Invité de l’émission “Kinshasa Direct” diffusée sur Télé 50, Gabriel Mokia, président national du Mouvement des Démocrates Congolais (MDCO) et cadre de l’Union Sacrée de la Nation, s’est longuement exprimé sur plusieurs sujets brûlants de l’actualité politique en République démocratique du Congo.
Au cours de cet entretien exclusif, l’homme politique a abordé sans détour la situation préoccupante de la ville de Kinshasa, le coup de colère du Chef de l’État lors de sa visite au marché central “Zando”, ainsi que le débat autour de la révision ou du changement de la Constitution de 2006.
Revenant sur la récente descente du Président de la République, Félix Tshisekedi, au grand marché Zando de Kinshasa, Gabriel Mokia a estimé que l’indignation du Chef de l’État était pleinement justifiée face à l’état d’insalubrité avancée et à la mauvaise gestion observée dans la capitale congolaise.
Selon lui, la situation actuelle de Kinshasa reflète un sérieux manque de responsabilité des autorités urbaines et locales.
« Ce qui se passe à Kinshasa est inadmissible. La ville est sale, désorganisée et abandonnée.
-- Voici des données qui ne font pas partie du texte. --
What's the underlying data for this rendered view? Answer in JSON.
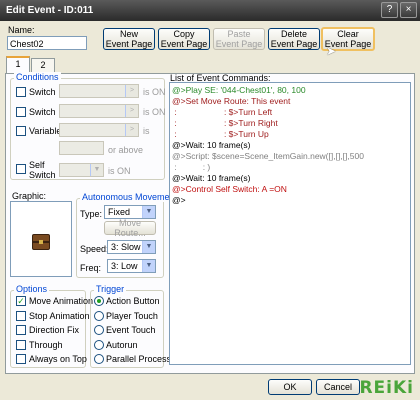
{
  "window": {
    "title": "Edit Event - ID:011",
    "help_icon": "?",
    "close_icon": "×"
  },
  "name_field": {
    "label": "Name:",
    "value": "Chest02"
  },
  "toolbar": {
    "new_page": "New\nEvent Page",
    "copy_page": "Copy\nEvent Page",
    "paste_page": "Paste\nEvent Page",
    "delete_page": "Delete\nEvent Page",
    "clear_page": "Clear\nEvent Page"
  },
  "tabs": [
    {
      "label": "1"
    },
    {
      "label": "2"
    }
  ],
  "conditions": {
    "title": "Conditions",
    "switch1_label": "Switch",
    "switch1_suffix": "is ON",
    "switch2_label": "Switch",
    "switch2_suffix": "is ON",
    "variable_label": "Variable",
    "variable_suffix": "is",
    "or_above": "or above",
    "self_switch_label": "Self\nSwitch",
    "self_switch_suffix": "is ON"
  },
  "graphic": {
    "label": "Graphic:"
  },
  "autonomous": {
    "title": "Autonomous Movement",
    "type_label": "Type:",
    "type_value": "Fixed",
    "move_route_button": "Move Route...",
    "speed_label": "Speed:",
    "speed_value": "3: Slow",
    "freq_label": "Freq:",
    "freq_value": "3: Low"
  },
  "options": {
    "title": "Options",
    "items": [
      {
        "label": "Move Animation",
        "checked": true
      },
      {
        "label": "Stop Animation",
        "checked": false
      },
      {
        "label": "Direction Fix",
        "checked": false
      },
      {
        "label": "Through",
        "checked": false
      },
      {
        "label": "Always on Top",
        "checked": false
      }
    ]
  },
  "trigger": {
    "title": "Trigger",
    "items": [
      {
        "label": "Action Button",
        "selected": true
      },
      {
        "label": "Player Touch",
        "selected": false
      },
      {
        "label": "Event Touch",
        "selected": false
      },
      {
        "label": "Autorun",
        "selected": false
      },
      {
        "label": "Parallel Process",
        "selected": false
      }
    ]
  },
  "commands": {
    "title": "List of Event Commands:",
    "lines": [
      {
        "text": "@>Play SE: '044-Chest01', 80, 100",
        "kind": "play"
      },
      {
        "text": "@>Set Move Route: This event",
        "kind": "move"
      },
      {
        "text": " :                    : $>Turn Left",
        "kind": "move"
      },
      {
        "text": " :                    : $>Turn Right",
        "kind": "move"
      },
      {
        "text": " :                    : $>Turn Up",
        "kind": "move"
      },
      {
        "text": "@>Wait: 10 frame(s)",
        "kind": "normal"
      },
      {
        "text": "@>Script: $scene=Scene_ItemGain.new([],[],[],500",
        "kind": "script"
      },
      {
        "text": " :           : )",
        "kind": "script"
      },
      {
        "text": "@>Wait: 10 frame(s)",
        "kind": "normal"
      },
      {
        "text": "@>Control Self Switch: A =ON",
        "kind": "self"
      },
      {
        "text": "@>",
        "kind": "sel"
      }
    ]
  },
  "footer": {
    "ok": "OK",
    "cancel": "Cancel"
  },
  "watermark": "REiKi"
}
Le Président de la République a raison d’être en colère », a déclaré Gabriel Mokia.
Le président du MDCO a pointé du doigt la responsabilité directe de l’Hôtel de ville, des bourgmestres ainsi que des chefs de quartiers, qu’il accuse de négligence dans l’exercice de leurs fonctions.
Pour Gabriel Mokia, la dégradation de l’environnement urbain constitue même une forme de sabotage contre les efforts du Chef de l’État visant à améliorer les conditions de vie de la population congolaise.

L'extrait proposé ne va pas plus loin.